Charleston Architecture & Landmarks

©2006 Charleston CVB Charleston's Middleton Place Plantation was built in 1741 and featuresornamental butterfly lakes, sweeping terraces, and one of theoldest landscaped gardens in the United States.

Charleston is all about various architecture like Georgian, Greek Revival, and Classic Revival styles, and just the mention of its names conjures images of its distinctive stately homes and classic buildings, which have stood the test of time, wars, hurricanes, and even an earthquake in 1886. More than 3,000 buildings in the city are labeled as "historic."

The whole downtown area is noted as a National Historic Landmark, as are many of the individual buildings. It's easy to see why many people who come to visit Charleston are happy just taking in the architectural wonders of the city.


Charlestonians of the past learned to cope with the heat by insisting their homes have porches. One of the unique features of a true Charleston-style house is the placement of its porches. From the front, the house looks like its entrance is a door to the left or the right. But if you look to the side of the house where that door is, you realize the door actually leads to the porch itself and the true front door is on the porch. Porches on a Charleston house are generally on both levels of the home.

The city is also known as the City of Spires because of all of the church steeples that dot the skyline. There are 13 historic churches and a temple in a less than mile radius of downtown. The oldest of which is St. Michael's Episcopal Church (14 St Michael's Alley), which dates back to 1752.

Insider's Guide: The Best of Architecture & Landmarks in Charleston

Insider's Guide: The Best of Architecture & Landmarks in Charleston

The best way to see the ins and outs of the historical homes of Charleston is to attend the Festival of Homes and Gardens (40 E Bay St) each spring. During the festival, many private homes, not normally open to visitors, are accessible.

Rainbow Row (79-107 E Bay St) is a series of private homes numbering 79 to 107. These townhouses were constructed in the mid-1700s are all painted different colors and have become a symbol of Charleston. Merchants who owned these buildings lived on the upper floors and used the ground floors for counting rooms and shops, but these places now are private residences.

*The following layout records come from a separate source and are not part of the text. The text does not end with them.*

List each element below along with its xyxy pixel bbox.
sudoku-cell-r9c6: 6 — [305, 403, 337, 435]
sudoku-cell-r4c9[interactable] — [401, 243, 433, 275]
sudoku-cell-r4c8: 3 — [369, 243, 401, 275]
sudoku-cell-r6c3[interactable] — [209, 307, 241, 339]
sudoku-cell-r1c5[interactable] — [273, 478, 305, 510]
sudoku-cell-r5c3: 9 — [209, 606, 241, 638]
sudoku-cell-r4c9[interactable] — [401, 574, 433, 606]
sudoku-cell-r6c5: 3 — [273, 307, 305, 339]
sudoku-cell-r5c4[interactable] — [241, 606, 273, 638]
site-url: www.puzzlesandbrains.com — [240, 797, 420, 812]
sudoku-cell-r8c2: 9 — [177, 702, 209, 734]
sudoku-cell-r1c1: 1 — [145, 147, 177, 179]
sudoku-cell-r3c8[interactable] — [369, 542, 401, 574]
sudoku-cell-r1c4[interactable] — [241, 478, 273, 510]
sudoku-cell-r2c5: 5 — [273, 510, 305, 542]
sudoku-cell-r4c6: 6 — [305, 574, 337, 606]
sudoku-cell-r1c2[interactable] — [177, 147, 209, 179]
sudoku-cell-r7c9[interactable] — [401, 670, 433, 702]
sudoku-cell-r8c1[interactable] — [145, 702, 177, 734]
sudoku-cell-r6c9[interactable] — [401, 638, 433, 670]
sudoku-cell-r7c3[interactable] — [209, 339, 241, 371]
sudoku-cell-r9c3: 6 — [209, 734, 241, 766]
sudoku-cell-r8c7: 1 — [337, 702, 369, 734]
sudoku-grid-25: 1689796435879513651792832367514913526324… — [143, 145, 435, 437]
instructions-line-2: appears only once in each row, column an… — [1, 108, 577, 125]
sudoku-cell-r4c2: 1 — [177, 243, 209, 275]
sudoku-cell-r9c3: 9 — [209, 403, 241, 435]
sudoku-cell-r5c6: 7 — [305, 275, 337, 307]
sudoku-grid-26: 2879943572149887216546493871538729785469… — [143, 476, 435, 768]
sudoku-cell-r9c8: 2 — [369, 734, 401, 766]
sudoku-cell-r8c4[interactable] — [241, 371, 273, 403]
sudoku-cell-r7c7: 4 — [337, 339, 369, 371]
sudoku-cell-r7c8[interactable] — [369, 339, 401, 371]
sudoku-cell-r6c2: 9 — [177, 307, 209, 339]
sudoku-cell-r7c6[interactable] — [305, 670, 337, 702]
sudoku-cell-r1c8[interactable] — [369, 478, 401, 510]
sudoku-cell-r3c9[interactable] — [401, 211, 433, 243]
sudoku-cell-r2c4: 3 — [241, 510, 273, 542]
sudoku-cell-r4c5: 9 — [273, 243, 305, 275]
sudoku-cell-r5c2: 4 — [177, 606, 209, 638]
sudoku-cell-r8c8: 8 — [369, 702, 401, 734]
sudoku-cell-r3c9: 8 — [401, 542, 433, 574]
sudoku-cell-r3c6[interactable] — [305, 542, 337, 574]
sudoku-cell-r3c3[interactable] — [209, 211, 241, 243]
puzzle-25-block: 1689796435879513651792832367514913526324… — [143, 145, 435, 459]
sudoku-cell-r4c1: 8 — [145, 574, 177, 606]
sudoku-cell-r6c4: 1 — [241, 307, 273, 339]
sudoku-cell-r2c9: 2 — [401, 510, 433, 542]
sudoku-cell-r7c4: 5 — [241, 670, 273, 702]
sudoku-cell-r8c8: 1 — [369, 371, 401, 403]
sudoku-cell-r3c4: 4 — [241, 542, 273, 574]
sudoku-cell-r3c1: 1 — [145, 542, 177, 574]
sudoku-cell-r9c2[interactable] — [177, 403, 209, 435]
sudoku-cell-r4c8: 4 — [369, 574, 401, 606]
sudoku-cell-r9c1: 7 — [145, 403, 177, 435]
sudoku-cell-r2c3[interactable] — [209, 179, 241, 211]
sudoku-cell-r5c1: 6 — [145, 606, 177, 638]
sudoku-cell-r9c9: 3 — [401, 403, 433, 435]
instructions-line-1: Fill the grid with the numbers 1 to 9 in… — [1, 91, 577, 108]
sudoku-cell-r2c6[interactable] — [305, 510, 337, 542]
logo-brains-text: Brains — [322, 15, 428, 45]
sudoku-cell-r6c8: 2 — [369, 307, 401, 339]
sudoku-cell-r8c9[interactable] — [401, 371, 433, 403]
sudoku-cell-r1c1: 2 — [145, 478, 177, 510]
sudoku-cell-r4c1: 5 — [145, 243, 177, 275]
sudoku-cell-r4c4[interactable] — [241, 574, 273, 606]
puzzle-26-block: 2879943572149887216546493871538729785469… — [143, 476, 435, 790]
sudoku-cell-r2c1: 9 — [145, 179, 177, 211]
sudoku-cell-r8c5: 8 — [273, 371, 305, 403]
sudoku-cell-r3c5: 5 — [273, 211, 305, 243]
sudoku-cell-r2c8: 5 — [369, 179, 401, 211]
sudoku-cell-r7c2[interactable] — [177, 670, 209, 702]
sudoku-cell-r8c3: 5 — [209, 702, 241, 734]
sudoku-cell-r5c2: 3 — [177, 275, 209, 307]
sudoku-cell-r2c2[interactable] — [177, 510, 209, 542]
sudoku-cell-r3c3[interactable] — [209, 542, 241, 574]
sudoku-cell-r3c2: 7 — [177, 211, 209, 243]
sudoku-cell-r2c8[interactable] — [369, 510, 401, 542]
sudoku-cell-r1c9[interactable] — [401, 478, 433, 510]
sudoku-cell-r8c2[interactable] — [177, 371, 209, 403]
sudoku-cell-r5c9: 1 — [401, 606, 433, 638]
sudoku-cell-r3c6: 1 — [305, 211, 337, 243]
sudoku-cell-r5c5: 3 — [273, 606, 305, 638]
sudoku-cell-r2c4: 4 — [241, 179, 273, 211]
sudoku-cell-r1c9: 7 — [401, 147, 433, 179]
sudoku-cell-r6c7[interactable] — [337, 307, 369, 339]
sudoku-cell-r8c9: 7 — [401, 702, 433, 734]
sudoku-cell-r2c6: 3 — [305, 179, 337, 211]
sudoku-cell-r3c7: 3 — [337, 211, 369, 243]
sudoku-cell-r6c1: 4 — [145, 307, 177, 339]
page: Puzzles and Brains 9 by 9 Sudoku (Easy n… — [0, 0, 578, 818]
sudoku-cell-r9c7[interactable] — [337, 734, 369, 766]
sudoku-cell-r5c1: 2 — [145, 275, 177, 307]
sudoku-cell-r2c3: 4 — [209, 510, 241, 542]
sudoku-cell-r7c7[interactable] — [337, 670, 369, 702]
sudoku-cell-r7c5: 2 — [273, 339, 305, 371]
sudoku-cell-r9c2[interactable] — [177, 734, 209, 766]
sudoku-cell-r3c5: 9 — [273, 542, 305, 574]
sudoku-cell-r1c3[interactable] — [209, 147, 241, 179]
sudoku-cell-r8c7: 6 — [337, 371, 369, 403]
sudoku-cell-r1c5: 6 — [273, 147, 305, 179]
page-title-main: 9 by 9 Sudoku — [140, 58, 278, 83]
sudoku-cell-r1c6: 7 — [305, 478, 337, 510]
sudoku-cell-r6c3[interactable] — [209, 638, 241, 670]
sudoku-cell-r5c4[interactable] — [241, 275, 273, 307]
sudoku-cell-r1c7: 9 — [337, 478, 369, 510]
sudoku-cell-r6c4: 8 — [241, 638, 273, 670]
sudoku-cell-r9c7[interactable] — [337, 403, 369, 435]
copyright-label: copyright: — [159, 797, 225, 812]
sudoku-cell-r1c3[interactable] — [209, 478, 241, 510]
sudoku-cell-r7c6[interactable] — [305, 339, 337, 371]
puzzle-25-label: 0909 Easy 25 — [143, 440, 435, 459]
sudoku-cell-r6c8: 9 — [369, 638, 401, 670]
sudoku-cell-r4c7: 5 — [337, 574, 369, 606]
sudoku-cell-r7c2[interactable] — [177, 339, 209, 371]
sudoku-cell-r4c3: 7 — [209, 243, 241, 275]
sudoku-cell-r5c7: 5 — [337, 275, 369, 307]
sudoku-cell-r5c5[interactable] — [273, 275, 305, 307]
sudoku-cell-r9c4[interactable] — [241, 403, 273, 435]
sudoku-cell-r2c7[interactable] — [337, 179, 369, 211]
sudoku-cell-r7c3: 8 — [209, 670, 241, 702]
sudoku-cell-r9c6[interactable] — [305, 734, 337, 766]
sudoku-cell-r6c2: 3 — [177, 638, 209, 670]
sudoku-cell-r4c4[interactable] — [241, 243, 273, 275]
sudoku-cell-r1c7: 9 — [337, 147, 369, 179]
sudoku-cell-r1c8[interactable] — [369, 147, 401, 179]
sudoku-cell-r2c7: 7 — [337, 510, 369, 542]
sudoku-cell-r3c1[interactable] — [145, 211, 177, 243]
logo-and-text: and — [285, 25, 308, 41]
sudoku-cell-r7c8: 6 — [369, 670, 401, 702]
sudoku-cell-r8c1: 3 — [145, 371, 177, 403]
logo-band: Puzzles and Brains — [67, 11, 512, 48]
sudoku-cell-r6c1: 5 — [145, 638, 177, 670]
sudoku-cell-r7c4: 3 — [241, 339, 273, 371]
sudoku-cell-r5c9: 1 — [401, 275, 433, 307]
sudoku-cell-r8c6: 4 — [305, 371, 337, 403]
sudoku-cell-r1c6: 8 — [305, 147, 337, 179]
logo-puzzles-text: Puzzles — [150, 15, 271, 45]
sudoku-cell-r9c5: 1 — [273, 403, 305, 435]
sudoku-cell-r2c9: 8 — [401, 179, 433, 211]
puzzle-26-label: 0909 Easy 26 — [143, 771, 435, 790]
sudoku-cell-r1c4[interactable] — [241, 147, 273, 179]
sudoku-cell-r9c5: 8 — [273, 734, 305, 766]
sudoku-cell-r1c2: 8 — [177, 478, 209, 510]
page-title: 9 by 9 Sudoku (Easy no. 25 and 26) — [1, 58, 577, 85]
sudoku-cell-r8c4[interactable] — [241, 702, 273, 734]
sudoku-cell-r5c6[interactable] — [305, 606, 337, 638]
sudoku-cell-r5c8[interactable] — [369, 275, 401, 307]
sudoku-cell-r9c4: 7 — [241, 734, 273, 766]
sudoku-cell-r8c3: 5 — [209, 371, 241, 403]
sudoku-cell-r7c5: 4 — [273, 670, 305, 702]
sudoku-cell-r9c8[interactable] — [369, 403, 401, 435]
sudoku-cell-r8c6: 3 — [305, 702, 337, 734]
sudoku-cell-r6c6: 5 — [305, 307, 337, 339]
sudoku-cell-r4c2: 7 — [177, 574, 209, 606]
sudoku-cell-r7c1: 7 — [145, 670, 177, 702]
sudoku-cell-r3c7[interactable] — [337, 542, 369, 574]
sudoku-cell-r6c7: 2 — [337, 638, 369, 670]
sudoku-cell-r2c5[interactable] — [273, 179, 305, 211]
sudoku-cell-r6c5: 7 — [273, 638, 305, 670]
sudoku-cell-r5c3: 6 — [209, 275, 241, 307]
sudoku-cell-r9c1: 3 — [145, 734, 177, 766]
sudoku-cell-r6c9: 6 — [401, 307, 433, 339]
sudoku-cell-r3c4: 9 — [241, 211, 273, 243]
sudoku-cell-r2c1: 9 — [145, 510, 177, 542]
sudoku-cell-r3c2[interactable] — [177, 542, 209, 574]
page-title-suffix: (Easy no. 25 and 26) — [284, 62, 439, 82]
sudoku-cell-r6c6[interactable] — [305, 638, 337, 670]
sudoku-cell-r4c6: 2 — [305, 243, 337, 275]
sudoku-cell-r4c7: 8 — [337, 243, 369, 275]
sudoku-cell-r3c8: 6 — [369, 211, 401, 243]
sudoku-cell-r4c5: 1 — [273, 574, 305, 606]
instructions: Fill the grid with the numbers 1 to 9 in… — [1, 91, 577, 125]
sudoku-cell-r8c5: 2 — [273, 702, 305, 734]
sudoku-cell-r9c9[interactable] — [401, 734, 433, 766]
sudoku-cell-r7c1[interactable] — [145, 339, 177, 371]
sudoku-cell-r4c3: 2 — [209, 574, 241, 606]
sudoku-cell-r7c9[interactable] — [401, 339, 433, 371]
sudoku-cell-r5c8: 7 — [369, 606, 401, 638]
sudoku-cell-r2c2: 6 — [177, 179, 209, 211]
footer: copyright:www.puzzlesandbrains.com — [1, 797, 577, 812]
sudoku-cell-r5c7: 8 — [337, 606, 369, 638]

The Edmondston-Alston House (21 E Battery) is a building made in 1825 and remodeled in a Greek-Revival style in 1838. This building showcases documents, original furnishings, elaborate woodwork, and an uninterrupted view of the Charleston Harbor.

The Heyward-Washington House (87 Church St) was built in 1772 during the Revolutionary era, and President George Washington stayed here during a weeklong visit to the city in 1791. The property still has its carriage shed, a 1740s kitchen building, and a handsome collection of Charleston-made furniture.

The Nathaniel Russell House (51 Meeting St) is a neoclassical building with lavish plasterwork, oval drawing rooms and a free-flying staircase made in 1808. Period antiques and artworks are used to furnish the home and give visitors a flavor of life in Charleston in the 1800s.

The Old Exchange and Provost Dungeon (122 E Bay St) was built in 1771 and was designed primarily to accommodate heavy export-import trade and a place to conduct business and confine prisoners, pirates, and slaves. This Georgian-style building also hosted a grand ball in 1791 that President George Washington attended.

One usual, yet interesting, place in Charleston is a set of wrought iron gates featuring two horizontal swords joining at the center of a broadsword to form a cross. The Sword Gates (32 Legare St) were made around 1838 by a Charleston ironsmith and relocated to the site about 10 years later as a decoration and to discourage slaves from escaping the property.

Several churches with historic significance should be placed on your must-see list. St. Mary's Church (89 Hassell St) was built in 1839 and is a wonderful example of Classical Revival Style, featuring galleries on three sides of the sanctuary, oil paintings dating back to the 1800s, and tombstones with French writing in its churchyard. St. John's Lutheran Church (5 Clifford St) was built in 1818 and features Federal and Baroque architecture and an Italianate steeple added in 1859. St. Michael's Episcopal Church (14 St Michael's Alley) features an 186-foot-tall white steeple and bells dating back to 1764.

Drayton Hall (3380 Ashley River Rd) is one of the oldest surviving pre-American Revolution plantation homes. Its Georgian Palladian house is surrounded by live oaks and is maintained in virtually its original condition. Middleton Place Plantation (4300 Ashley River Rd) was built in 1741 and features ornamental butterfly lakes, sweeping terraces, and one of the oldest landscaped gardens in the United States.